Lettere Napolitane di Pietro Calà Ulloa

di Armando Pepe

L’atto di una riedizione, nel senso di nuova acquisizione agli studi storiografici, di un libro molto citato e non parimenti letto, è sempre un momento che stimola il dibattito intorno a un tema. Da pochi giorni, per i tipi della D’Amico Editore, è uscito il volume “Lettere Napolitane”, di Pietro Calà Ulloa, nella traduzione di Teodoro Salzillo e con un saggio introduttivo di Carmine Pinto. L’utilità dell’operazione, al di là di un punto di vista meramente commerciale, rientra nel riportare alla luce le fonti da cui attingono, per sentito dire più che per meditata lettura, gli odierni scrittori del versante neoborbonico. Quindi, a ogni buon conto, è un lavoro che tende alla demistificazione, cercando di riportare alle sue vere dimensioni e proporzioni ciò che è stato oggetto di una deliberata alterazione e/o falsificazione delle fonti. Giustamente, compito dello storico è scrivere le cose per come sono andate,  ma c’è anche- come fa Pinto- chi si pone l’implicita domanda sul perché altre narrazioni trovino riscontro non marginale tra i lettori, non tenuti ad essere necessariamente informati dei fatti. 

Dopo la resa di Gaeta, nel 1861 Francesco II e la sua corte, cui apparteneva anche il marchese Pietro Calà Ulloa, andarono in esilio a Roma, dapprima soggiornando al Quirinale, poi a Palazzo Farnese fino al 1870, andandosene pochi mesi prima che la città fosse presa dalle truppe italiane, dai bersaglieri nella breccia di Porta Pia. Già nella prima pagina introduttiva, Pinto precisa che nel corso dell’esilio romano «il re [Francesco II di Borbone] e il marchese [Pietro Calà Ulloa] conversavano a lungo. Il tema era sempre lo stesso, da quando avevano lasciato Napoli nel settembre del 1860. Come riconquistare il regno? Come giungere a quella Restaurazione che i Borbone avevano ottenuto contro i francesi e contro i rivoluzionari? […] Il marchese, scrittore grafomane e parlatore instancabile, cercava di portare sul suo terreno Francesco II». 

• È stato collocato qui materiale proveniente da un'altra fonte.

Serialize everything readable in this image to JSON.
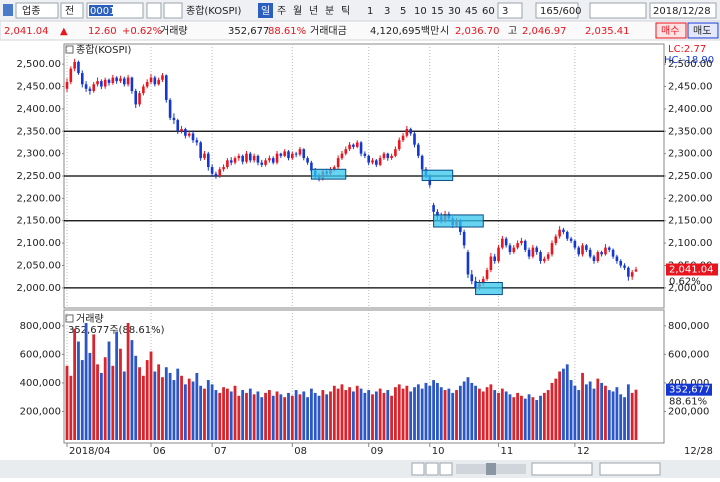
{
  "toolbar": {
    "market": "업종",
    "mode": "전",
    "code": "0001",
    "name": "종합(KOSPI)",
    "periods": [
      "일",
      "주",
      "월",
      "년",
      "분",
      "틱"
    ],
    "intervals": [
      "1",
      "3",
      "5",
      "10",
      "15",
      "30",
      "45",
      "60"
    ],
    "count": "3",
    "range": "165/600",
    "date": "2018/12/28"
  },
  "info": {
    "price": "2,041.04",
    "arrow": "▲",
    "change": "12.60",
    "change_pct": "+0.62%",
    "volume_label": "거래량",
    "volume": "352,677",
    "volume_ratio": "88.61%",
    "amount_label": "거래대금",
    "amount": "4,120,695백만",
    "open_label": "시",
    "open": "2,036.70",
    "high_label": "고",
    "high": "2,046.97",
    "low": "2,035.41",
    "buy": "매수",
    "sell": "매도"
  },
  "chart_data": [
    {
      "type": "candlestick",
      "title": "종합(KOSPI)",
      "up_color": "#e8141e",
      "down_color": "#1437d2",
      "ylim": [
        1955,
        2545
      ],
      "yticks": [
        {
          "value": 2000,
          "label": "2,000.00"
        },
        {
          "value": 2050,
          "label": "2,050.00"
        },
        {
          "value": 2100,
          "label": "2,100.00"
        },
        {
          "value": 2150,
          "label": "2,150.00"
        },
        {
          "value": 2200,
          "label": "2,200.00"
        },
        {
          "value": 2250,
          "label": "2,250.00"
        },
        {
          "value": 2300,
          "label": "2,300.00"
        },
        {
          "value": 2350,
          "label": "2,350.00"
        },
        {
          "value": 2400,
          "label": "2,400.00"
        },
        {
          "value": 2450,
          "label": "2,450.00"
        },
        {
          "value": 2500,
          "label": "2,500.00"
        }
      ],
      "lc": "LC:2.77",
      "hc": "HC:-18.90",
      "last_label": "2,041.04",
      "last_pct": "0.62%",
      "hlines": [
        2350,
        2250,
        2150,
        2000
      ],
      "boxes": [
        {
          "x": [
            64,
            73
          ],
          "y": [
            2243,
            2265
          ]
        },
        {
          "x": [
            93,
            101
          ],
          "y": [
            2240,
            2263
          ]
        },
        {
          "x": [
            96,
            109
          ],
          "y": [
            2136,
            2163
          ]
        },
        {
          "x": [
            107,
            114
          ],
          "y": [
            1985,
            2012
          ]
        }
      ],
      "open": [
        2445,
        2460,
        2490,
        2505,
        2480,
        2455,
        2445,
        2440,
        2455,
        2462,
        2450,
        2465,
        2458,
        2470,
        2462,
        2468,
        2455,
        2470,
        2440,
        2410,
        2435,
        2450,
        2460,
        2470,
        2455,
        2465,
        2475,
        2420,
        2380,
        2375,
        2350,
        2355,
        2340,
        2345,
        2330,
        2325,
        2290,
        2300,
        2270,
        2255,
        2250,
        2265,
        2270,
        2285,
        2280,
        2290,
        2295,
        2282,
        2300,
        2285,
        2295,
        2280,
        2275,
        2285,
        2290,
        2280,
        2300,
        2295,
        2305,
        2290,
        2300,
        2298,
        2310,
        2290,
        2280,
        2262,
        2250,
        2245,
        2260,
        2255,
        2265,
        2270,
        2290,
        2300,
        2310,
        2320,
        2315,
        2325,
        2300,
        2295,
        2280,
        2285,
        2275,
        2290,
        2300,
        2290,
        2295,
        2310,
        2330,
        2340,
        2355,
        2345,
        2320,
        2295,
        2265,
        2250,
        2185,
        2170,
        2160,
        2150,
        2165,
        2155,
        2140,
        2150,
        2125,
        2080,
        2030,
        2015,
        2000,
        2010,
        2020,
        2040,
        2070,
        2060,
        2090,
        2110,
        2095,
        2080,
        2090,
        2100,
        2105,
        2085,
        2070,
        2090,
        2080,
        2060,
        2065,
        2075,
        2100,
        2115,
        2130,
        2125,
        2110,
        2105,
        2090,
        2075,
        2095,
        2085,
        2070,
        2060,
        2080,
        2075,
        2090,
        2085,
        2070,
        2060,
        2050,
        2045,
        2025,
        2036.7
      ],
      "high": [
        2468,
        2495,
        2512,
        2508,
        2486,
        2462,
        2450,
        2460,
        2470,
        2466,
        2470,
        2468,
        2476,
        2473,
        2474,
        2472,
        2476,
        2472,
        2445,
        2440,
        2455,
        2466,
        2478,
        2474,
        2470,
        2480,
        2477,
        2424,
        2390,
        2378,
        2362,
        2358,
        2350,
        2352,
        2336,
        2328,
        2306,
        2304,
        2276,
        2260,
        2270,
        2276,
        2290,
        2292,
        2294,
        2300,
        2298,
        2306,
        2304,
        2300,
        2298,
        2286,
        2290,
        2296,
        2294,
        2306,
        2302,
        2310,
        2308,
        2305,
        2304,
        2315,
        2312,
        2294,
        2284,
        2268,
        2256,
        2264,
        2266,
        2270,
        2274,
        2296,
        2306,
        2316,
        2326,
        2323,
        2330,
        2328,
        2305,
        2298,
        2290,
        2288,
        2296,
        2304,
        2302,
        2300,
        2316,
        2336,
        2346,
        2362,
        2358,
        2348,
        2324,
        2298,
        2270,
        2254,
        2190,
        2176,
        2168,
        2172,
        2170,
        2160,
        2156,
        2154,
        2130,
        2085,
        2040,
        2025,
        2018,
        2026,
        2045,
        2078,
        2076,
        2096,
        2116,
        2114,
        2100,
        2096,
        2106,
        2112,
        2108,
        2090,
        2096,
        2094,
        2084,
        2070,
        2080,
        2106,
        2120,
        2138,
        2134,
        2128,
        2114,
        2108,
        2094,
        2100,
        2098,
        2090,
        2074,
        2084,
        2083,
        2098,
        2093,
        2088,
        2074,
        2064,
        2055,
        2048,
        2040,
        2046.97
      ],
      "low": [
        2438,
        2455,
        2484,
        2476,
        2448,
        2438,
        2432,
        2436,
        2450,
        2444,
        2445,
        2452,
        2454,
        2456,
        2458,
        2450,
        2450,
        2434,
        2402,
        2405,
        2430,
        2446,
        2455,
        2450,
        2452,
        2460,
        2414,
        2375,
        2366,
        2344,
        2345,
        2334,
        2336,
        2324,
        2318,
        2284,
        2286,
        2262,
        2248,
        2244,
        2246,
        2260,
        2266,
        2274,
        2276,
        2284,
        2276,
        2278,
        2280,
        2280,
        2274,
        2270,
        2271,
        2280,
        2276,
        2276,
        2290,
        2292,
        2285,
        2286,
        2292,
        2294,
        2285,
        2275,
        2256,
        2244,
        2238,
        2240,
        2250,
        2250,
        2260,
        2266,
        2286,
        2296,
        2306,
        2310,
        2312,
        2294,
        2290,
        2274,
        2276,
        2270,
        2272,
        2286,
        2284,
        2286,
        2292,
        2306,
        2326,
        2336,
        2340,
        2314,
        2290,
        2258,
        2244,
        2224,
        2164,
        2152,
        2144,
        2145,
        2148,
        2134,
        2136,
        2118,
        2088,
        2022,
        2008,
        1992,
        1995,
        2005,
        2016,
        2035,
        2054,
        2056,
        2086,
        2090,
        2074,
        2076,
        2086,
        2095,
        2080,
        2064,
        2066,
        2074,
        2054,
        2055,
        2060,
        2070,
        2095,
        2110,
        2120,
        2105,
        2100,
        2085,
        2070,
        2070,
        2080,
        2066,
        2054,
        2056,
        2070,
        2072,
        2080,
        2065,
        2054,
        2045,
        2040,
        2016,
        2018,
        2035.41
      ],
      "close": [
        2460,
        2490,
        2505,
        2480,
        2455,
        2445,
        2440,
        2455,
        2462,
        2450,
        2465,
        2458,
        2470,
        2462,
        2468,
        2455,
        2470,
        2440,
        2410,
        2435,
        2450,
        2460,
        2470,
        2455,
        2465,
        2475,
        2420,
        2380,
        2375,
        2350,
        2355,
        2340,
        2345,
        2330,
        2325,
        2290,
        2300,
        2270,
        2255,
        2250,
        2265,
        2270,
        2285,
        2280,
        2290,
        2295,
        2282,
        2300,
        2285,
        2295,
        2280,
        2275,
        2285,
        2290,
        2280,
        2300,
        2295,
        2305,
        2290,
        2300,
        2298,
        2310,
        2290,
        2280,
        2262,
        2250,
        2245,
        2260,
        2255,
        2265,
        2270,
        2290,
        2300,
        2310,
        2320,
        2315,
        2325,
        2300,
        2295,
        2280,
        2285,
        2275,
        2290,
        2300,
        2290,
        2295,
        2310,
        2330,
        2340,
        2355,
        2345,
        2320,
        2295,
        2265,
        2250,
        2230,
        2170,
        2160,
        2150,
        2165,
        2155,
        2140,
        2150,
        2125,
        2095,
        2030,
        2015,
        2000,
        2010,
        2020,
        2040,
        2070,
        2060,
        2090,
        2110,
        2095,
        2080,
        2090,
        2100,
        2105,
        2085,
        2070,
        2090,
        2080,
        2060,
        2065,
        2075,
        2100,
        2115,
        2130,
        2125,
        2110,
        2105,
        2090,
        2075,
        2095,
        2085,
        2070,
        2060,
        2080,
        2075,
        2090,
        2085,
        2070,
        2060,
        2050,
        2045,
        2025,
        2035,
        2041.04
      ]
    },
    {
      "type": "bar",
      "title": "거래량",
      "legend": "352,677주(88.61%)",
      "up_color": "#d8242c",
      "down_color": "#2a56c6",
      "ylim": [
        0,
        911000
      ],
      "yticks": [
        {
          "value": 200000,
          "label": "200,000"
        },
        {
          "value": 400000,
          "label": "400,000"
        },
        {
          "value": 600000,
          "label": "600,000"
        },
        {
          "value": 800000,
          "label": "800,000"
        }
      ],
      "last_label": "352,677",
      "last_pct": "88.61%",
      "x_labels": [
        {
          "value": 0,
          "label": "2018/04"
        },
        {
          "value": 22,
          "label": "06"
        },
        {
          "value": 38,
          "label": "07"
        },
        {
          "value": 59,
          "label": "08"
        },
        {
          "value": 79,
          "label": "09"
        },
        {
          "value": 95,
          "label": "10"
        },
        {
          "value": 113,
          "label": "11"
        },
        {
          "value": 133,
          "label": "12"
        }
      ],
      "x_end_label": "12/28",
      "values": [
        520000,
        450000,
        780000,
        690000,
        560000,
        820000,
        610000,
        740000,
        530000,
        470000,
        580000,
        690000,
        520000,
        760000,
        640000,
        480000,
        820000,
        700000,
        590000,
        510000,
        450000,
        560000,
        620000,
        480000,
        530000,
        440000,
        510000,
        470000,
        420000,
        500000,
        450000,
        390000,
        430000,
        410000,
        470000,
        380000,
        360000,
        420000,
        390000,
        350000,
        330000,
        370000,
        360000,
        340000,
        380000,
        310000,
        350000,
        330000,
        360000,
        320000,
        340000,
        300000,
        330000,
        350000,
        310000,
        340000,
        320000,
        300000,
        330000,
        310000,
        350000,
        320000,
        340000,
        300000,
        360000,
        330000,
        310000,
        350000,
        320000,
        340000,
        380000,
        360000,
        390000,
        350000,
        370000,
        340000,
        380000,
        360000,
        330000,
        350000,
        320000,
        340000,
        360000,
        330000,
        350000,
        310000,
        370000,
        390000,
        360000,
        380000,
        340000,
        370000,
        390000,
        360000,
        400000,
        380000,
        420000,
        400000,
        370000,
        350000,
        360000,
        330000,
        350000,
        380000,
        410000,
        440000,
        400000,
        380000,
        360000,
        340000,
        370000,
        390000,
        350000,
        330000,
        360000,
        340000,
        320000,
        300000,
        330000,
        310000,
        290000,
        320000,
        300000,
        280000,
        310000,
        330000,
        350000,
        400000,
        430000,
        480000,
        500000,
        530000,
        420000,
        380000,
        350000,
        470000,
        390000,
        410000,
        360000,
        430000,
        400000,
        380000,
        350000,
        340000,
        370000,
        320000,
        300000,
        390000,
        330000,
        352677
      ]
    }
  ]
}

Nelle more delle chissà quanto illuse conversazioni il marchese Calà Ulloa trovava il tempo di scrivere a vari corrispondenti di pregio sparsi per l’Europa, quasi a voler far sentire a tutti i costi la propria voce disperata e vaticinante, post eventum però. Le lettere sono ordinate per argomento e ricoprono un ampio ventaglio di temi, che sottendono un’auto-rappresentazione immaginata e immaginifica di una realtà che mai fu. Proditoriamente invaso, il regno duo-siciliano, secondo Calà Ulloa, era un paradiso in Terra. Sistematicamente, per fare presa sulla psicologia del lettore, sono usati vieti ma sempre efficaci stereotipi come il massacro di genti inermi, anzi «l’impazienza di questi carnefici [i piemontesi] non permette neppure alle vittime di ricevere gli ultimi conforti di che è larga la pietosa e santa religione. […] Quante madri sono state fucilate nelle Due Sicilie per aver portato o perché si sospettavano portatrici del pane ai loro figli insorti, o refrattari! L’oscura condizione di questi figli ha fatto ignorare all’Europa il supplizio delle loro madri. Uomini, donne, vecchi, fanciulli, tutti si passano per le armi, ora come parenti, ora come parenti dei complici, o come complici de’ parenti. (pagina 111)». Gente data a fuoco, e per implementare le fiamme si usava l’acqua ragia, non si conta, seguendo i falsi esempi addotti da Calà Ulloa. Se fossero stati veri i roghi oggi il Mezzogiorno d’Italia sarebbe probabilmente abitato, ma di certo non da italiani. Il cliché è sempre lo stesso: l’invasione piemontese è la negazione dello stato di diritto, napoletani e piemontesi sono di due “razze” diverse; al massimo avrebbe potuto esserci una confederazione, ma mai l’unità di due corpi che per legislazione e antropologia erano agli antipodi. Per quanto si possano definire desueti se non rozzi, i moduli narrativi di Calà Ulloa sono stati ripresi da epigoni contemporanei e vengono attualmente declinati in chiave minore se non minima. Riesce difficile da leggere e alquanto stucchevole solamente l’esaltazione finanziaria del regno di Napoli a fronte degli altri stati italiani coevi, chiaramente confutabile avendo a portata di mano dati economici inconfutabili. A dire il vero, a me Calà Ulloa è parso triste e solitario, avviato verso un inesorabile declino, come un personaggio dei romanzi di Gabriel García Marquez.